Quando teve coragem, saiu pela rua fotografando a própria sombra. Ou os seus reflexos nas vidraças. Era uma nova possibilidade de se ver, como ausência, como miragem. Ali estava o seu corte de cabelo, sua cabeça em forma de cunha, os braços finos.

Um dia, sozinho em casa, tirou a roupa e fotografou a sua sombra nua na grama.

– O que está acontecendo? – perguntou sua mulher uma noite.

– Nada. Por quê?

– Você está quieto e feliz. Parece o menino que ganhou um presente proibido.

– Talvez seja isso.

É claro que ela pensou: esse desgraçado arrumou uma amante.

No dia seguinte, ele chegou sujo e sem gravata. A camisa perdera dois botões. A calça trazia um esfolado no joelho. Ela pensou em um assalto. O perigo de vir sempre pela mesma rua. O carro importado chamando a atenção. Quantas vezes eu já disse para você se cuidar mais. Um dia isso acabaria acontecendo.

Ele não comentou esses delírios. Foi direto ao banheiro, tomou um banho e ficou pensando que devia começar um regime se quisesse aprender a jogar bola no campinho do conjunto perto de sua casa.
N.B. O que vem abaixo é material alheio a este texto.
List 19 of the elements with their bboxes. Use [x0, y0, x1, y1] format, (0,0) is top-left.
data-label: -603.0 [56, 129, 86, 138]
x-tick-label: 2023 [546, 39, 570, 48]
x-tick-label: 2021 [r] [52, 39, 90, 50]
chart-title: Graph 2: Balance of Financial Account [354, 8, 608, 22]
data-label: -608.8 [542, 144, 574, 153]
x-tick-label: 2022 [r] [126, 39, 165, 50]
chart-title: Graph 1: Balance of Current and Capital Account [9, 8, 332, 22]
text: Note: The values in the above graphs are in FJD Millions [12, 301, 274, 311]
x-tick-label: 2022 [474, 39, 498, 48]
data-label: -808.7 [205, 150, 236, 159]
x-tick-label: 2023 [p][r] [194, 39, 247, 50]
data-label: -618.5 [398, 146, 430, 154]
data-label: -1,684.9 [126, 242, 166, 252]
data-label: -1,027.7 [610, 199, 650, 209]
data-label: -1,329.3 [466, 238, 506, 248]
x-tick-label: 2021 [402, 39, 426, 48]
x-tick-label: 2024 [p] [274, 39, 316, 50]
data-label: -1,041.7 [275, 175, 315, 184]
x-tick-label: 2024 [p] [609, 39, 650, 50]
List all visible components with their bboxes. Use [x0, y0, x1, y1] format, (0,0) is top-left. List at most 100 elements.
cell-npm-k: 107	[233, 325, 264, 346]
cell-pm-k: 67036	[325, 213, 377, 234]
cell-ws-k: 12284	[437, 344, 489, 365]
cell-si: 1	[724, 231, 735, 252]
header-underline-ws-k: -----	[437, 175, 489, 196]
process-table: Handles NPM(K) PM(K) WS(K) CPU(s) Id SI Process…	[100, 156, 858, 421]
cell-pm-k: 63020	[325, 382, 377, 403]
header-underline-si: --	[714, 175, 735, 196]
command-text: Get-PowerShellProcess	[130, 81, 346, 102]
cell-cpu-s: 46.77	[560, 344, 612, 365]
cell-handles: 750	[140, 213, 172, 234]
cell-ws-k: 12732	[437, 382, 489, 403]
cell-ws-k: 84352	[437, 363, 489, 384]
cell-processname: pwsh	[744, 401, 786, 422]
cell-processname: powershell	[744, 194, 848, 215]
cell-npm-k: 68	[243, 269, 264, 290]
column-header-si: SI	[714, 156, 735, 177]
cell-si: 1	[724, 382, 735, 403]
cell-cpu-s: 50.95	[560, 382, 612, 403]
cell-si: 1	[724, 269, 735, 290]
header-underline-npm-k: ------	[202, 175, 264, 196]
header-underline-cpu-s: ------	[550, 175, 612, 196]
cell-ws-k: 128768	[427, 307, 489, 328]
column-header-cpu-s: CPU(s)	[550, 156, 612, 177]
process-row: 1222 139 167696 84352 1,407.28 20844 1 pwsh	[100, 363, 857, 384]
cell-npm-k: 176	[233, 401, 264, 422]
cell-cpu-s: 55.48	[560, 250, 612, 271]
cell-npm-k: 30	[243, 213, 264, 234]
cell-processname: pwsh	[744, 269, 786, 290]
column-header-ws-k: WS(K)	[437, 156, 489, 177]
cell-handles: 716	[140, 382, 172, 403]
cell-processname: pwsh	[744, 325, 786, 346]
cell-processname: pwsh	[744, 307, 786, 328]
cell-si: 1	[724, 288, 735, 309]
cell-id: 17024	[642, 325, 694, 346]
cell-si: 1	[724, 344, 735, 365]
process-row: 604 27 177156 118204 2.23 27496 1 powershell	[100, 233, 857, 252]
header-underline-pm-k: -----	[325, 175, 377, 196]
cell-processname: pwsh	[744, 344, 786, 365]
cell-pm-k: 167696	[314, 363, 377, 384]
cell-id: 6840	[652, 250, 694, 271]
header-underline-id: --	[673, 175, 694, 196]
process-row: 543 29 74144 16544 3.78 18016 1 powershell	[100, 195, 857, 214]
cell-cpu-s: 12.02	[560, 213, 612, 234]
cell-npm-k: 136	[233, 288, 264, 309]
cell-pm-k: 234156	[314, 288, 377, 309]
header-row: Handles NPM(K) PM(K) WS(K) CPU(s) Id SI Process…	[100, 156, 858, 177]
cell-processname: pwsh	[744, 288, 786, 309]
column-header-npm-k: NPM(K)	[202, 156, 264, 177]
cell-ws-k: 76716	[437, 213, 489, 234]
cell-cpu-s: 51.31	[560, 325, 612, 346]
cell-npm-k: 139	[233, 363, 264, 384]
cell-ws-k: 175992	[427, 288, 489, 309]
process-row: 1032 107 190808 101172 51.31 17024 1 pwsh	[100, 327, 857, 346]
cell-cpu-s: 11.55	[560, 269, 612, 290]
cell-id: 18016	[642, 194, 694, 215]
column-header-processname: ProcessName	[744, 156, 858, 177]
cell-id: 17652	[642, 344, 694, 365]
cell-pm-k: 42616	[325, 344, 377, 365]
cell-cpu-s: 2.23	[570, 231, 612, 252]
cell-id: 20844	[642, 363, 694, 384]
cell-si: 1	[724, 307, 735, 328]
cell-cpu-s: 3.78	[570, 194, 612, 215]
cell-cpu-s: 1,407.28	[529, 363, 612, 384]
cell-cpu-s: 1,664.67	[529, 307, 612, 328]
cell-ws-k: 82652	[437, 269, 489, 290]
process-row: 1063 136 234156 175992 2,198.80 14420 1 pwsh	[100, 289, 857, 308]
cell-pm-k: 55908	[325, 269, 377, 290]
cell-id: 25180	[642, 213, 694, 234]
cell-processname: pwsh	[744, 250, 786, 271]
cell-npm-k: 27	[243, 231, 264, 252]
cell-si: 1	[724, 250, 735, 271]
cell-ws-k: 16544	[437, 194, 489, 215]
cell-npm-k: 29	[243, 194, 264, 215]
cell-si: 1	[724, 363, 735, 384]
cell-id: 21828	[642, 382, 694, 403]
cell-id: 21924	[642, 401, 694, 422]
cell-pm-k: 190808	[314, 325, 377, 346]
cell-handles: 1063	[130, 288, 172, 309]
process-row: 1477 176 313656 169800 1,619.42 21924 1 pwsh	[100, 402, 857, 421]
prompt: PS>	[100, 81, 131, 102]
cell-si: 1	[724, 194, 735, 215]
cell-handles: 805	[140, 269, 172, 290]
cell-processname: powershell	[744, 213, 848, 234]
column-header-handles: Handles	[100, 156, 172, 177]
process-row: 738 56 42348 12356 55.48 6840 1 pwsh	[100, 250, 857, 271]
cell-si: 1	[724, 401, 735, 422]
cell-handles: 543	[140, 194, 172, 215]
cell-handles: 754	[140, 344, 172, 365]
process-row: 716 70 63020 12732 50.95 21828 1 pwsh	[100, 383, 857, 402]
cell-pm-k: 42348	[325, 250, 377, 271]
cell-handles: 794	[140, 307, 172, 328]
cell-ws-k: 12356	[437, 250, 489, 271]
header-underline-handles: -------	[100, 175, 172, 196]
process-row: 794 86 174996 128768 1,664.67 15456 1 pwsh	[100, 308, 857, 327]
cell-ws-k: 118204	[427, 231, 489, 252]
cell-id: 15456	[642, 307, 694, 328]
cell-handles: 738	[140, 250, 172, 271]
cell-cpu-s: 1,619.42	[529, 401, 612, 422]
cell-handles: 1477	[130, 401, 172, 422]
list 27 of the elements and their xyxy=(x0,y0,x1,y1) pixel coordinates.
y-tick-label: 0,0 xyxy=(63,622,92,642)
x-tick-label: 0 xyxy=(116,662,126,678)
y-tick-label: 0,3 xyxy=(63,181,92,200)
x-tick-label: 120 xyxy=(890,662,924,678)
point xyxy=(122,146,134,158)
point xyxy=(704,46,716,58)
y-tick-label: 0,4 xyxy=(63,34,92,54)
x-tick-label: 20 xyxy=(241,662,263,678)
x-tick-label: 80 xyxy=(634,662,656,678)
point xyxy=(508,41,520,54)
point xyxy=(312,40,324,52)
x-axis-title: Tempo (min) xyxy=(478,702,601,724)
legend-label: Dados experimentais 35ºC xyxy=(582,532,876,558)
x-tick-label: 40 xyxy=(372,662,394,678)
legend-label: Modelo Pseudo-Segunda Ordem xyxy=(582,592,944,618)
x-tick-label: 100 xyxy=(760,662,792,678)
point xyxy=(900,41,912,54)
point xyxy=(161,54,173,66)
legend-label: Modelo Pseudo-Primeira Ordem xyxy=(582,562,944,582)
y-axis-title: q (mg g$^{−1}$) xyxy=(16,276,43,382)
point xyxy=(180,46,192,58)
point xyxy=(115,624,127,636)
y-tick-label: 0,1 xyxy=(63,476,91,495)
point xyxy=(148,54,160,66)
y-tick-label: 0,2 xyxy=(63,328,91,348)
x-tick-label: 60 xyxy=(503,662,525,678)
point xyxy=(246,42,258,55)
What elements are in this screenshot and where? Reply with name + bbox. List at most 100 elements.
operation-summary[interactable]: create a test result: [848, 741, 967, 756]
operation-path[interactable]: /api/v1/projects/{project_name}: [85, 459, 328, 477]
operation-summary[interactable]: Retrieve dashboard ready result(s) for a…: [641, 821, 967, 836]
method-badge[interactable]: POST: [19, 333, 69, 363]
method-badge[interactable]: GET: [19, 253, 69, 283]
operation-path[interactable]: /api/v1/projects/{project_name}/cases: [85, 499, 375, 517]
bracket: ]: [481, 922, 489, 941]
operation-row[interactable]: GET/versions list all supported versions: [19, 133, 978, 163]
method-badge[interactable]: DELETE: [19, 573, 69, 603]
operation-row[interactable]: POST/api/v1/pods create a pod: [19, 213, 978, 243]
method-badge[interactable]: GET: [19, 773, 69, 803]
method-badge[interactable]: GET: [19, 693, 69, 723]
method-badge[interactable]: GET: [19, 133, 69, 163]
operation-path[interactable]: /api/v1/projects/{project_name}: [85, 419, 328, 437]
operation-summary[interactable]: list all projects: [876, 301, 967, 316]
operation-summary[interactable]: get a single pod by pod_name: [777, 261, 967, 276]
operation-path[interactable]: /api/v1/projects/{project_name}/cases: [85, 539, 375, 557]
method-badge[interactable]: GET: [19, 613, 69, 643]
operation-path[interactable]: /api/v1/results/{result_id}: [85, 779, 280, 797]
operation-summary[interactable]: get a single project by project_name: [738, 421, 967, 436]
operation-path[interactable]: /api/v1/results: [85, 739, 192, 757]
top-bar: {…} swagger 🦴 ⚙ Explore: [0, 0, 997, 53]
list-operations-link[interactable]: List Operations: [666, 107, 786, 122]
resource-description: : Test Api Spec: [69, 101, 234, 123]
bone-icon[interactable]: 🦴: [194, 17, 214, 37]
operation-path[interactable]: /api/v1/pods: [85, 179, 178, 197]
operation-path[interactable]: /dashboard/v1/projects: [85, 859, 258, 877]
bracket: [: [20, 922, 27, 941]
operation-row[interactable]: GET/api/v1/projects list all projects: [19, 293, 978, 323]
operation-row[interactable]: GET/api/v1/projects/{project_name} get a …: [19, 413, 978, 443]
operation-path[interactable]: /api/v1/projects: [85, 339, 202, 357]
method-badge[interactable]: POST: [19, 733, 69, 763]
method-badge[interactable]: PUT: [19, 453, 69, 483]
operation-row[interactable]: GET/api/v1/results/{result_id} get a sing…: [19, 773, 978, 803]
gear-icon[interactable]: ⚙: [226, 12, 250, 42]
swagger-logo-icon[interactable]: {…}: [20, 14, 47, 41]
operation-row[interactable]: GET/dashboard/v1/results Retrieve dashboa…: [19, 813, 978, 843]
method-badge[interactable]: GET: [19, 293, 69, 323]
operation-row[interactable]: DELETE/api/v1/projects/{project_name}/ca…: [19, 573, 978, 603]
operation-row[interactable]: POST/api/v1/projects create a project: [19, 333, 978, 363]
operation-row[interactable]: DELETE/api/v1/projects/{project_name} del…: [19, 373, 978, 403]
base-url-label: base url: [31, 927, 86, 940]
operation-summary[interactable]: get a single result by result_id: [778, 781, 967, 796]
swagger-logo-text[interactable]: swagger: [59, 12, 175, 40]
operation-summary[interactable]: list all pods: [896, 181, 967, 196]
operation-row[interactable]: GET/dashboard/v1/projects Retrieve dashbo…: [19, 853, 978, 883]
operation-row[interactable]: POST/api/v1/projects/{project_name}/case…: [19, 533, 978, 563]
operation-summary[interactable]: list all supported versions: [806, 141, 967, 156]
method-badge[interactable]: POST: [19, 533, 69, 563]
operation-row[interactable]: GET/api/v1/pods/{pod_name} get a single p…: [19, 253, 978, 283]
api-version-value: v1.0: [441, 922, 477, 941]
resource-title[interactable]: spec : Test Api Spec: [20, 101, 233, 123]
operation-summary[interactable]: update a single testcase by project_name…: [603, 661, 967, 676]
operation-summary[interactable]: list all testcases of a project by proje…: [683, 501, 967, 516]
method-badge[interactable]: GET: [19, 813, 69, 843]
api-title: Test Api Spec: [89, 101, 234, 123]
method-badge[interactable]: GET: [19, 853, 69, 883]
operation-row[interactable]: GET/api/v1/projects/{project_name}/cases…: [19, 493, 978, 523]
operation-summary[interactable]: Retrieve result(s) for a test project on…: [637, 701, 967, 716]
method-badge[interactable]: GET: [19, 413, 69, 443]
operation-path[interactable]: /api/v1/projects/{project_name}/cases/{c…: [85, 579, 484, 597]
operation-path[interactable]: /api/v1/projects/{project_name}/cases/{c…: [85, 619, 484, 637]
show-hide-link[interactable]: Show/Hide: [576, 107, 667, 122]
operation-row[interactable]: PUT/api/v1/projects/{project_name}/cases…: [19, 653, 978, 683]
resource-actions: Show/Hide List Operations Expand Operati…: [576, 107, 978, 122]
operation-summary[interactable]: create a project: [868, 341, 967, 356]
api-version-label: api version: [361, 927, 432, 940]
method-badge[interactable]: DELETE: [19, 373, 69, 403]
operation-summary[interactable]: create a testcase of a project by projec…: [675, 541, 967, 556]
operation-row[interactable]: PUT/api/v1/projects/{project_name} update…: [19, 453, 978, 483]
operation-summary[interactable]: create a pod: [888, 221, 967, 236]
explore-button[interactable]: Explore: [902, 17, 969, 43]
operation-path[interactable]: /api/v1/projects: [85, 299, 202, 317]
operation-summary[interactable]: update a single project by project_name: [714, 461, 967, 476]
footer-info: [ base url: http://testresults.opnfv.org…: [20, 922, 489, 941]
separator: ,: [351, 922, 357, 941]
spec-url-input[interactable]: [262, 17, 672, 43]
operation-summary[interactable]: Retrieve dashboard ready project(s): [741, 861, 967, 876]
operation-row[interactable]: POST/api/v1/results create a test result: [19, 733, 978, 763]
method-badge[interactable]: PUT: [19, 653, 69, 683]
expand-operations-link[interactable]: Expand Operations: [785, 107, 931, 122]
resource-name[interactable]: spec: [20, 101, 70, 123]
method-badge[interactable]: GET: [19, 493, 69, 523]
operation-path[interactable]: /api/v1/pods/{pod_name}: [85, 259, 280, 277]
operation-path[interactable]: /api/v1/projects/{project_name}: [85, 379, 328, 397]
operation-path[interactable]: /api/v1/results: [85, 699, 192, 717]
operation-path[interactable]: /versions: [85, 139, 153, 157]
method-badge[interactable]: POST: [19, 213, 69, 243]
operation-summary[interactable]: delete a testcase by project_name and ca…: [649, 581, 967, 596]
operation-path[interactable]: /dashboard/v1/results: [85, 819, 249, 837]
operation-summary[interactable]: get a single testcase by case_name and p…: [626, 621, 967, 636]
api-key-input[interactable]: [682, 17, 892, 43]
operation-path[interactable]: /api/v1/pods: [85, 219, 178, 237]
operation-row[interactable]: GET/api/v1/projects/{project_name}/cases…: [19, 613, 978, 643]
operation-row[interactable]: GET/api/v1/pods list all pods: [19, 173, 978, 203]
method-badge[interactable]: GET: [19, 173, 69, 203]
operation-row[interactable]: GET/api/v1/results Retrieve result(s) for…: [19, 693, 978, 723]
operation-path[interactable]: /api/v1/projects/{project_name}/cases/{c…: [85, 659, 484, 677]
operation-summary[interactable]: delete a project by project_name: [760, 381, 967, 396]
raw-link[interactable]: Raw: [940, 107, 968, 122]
Os meninos tinham aceitado o intruso, que agüentara bem uns 10 minutos, mas depois se cansara. Não fizera nenhum gol. Mas já estava chutando a bola corretamente. Logo aprenderia a jogar, e não passaria mais vergonha diante de seus amigos de escola, que sempre o preteriam na hora de formar os times.

Apenas começava o tempo das aprendizagens.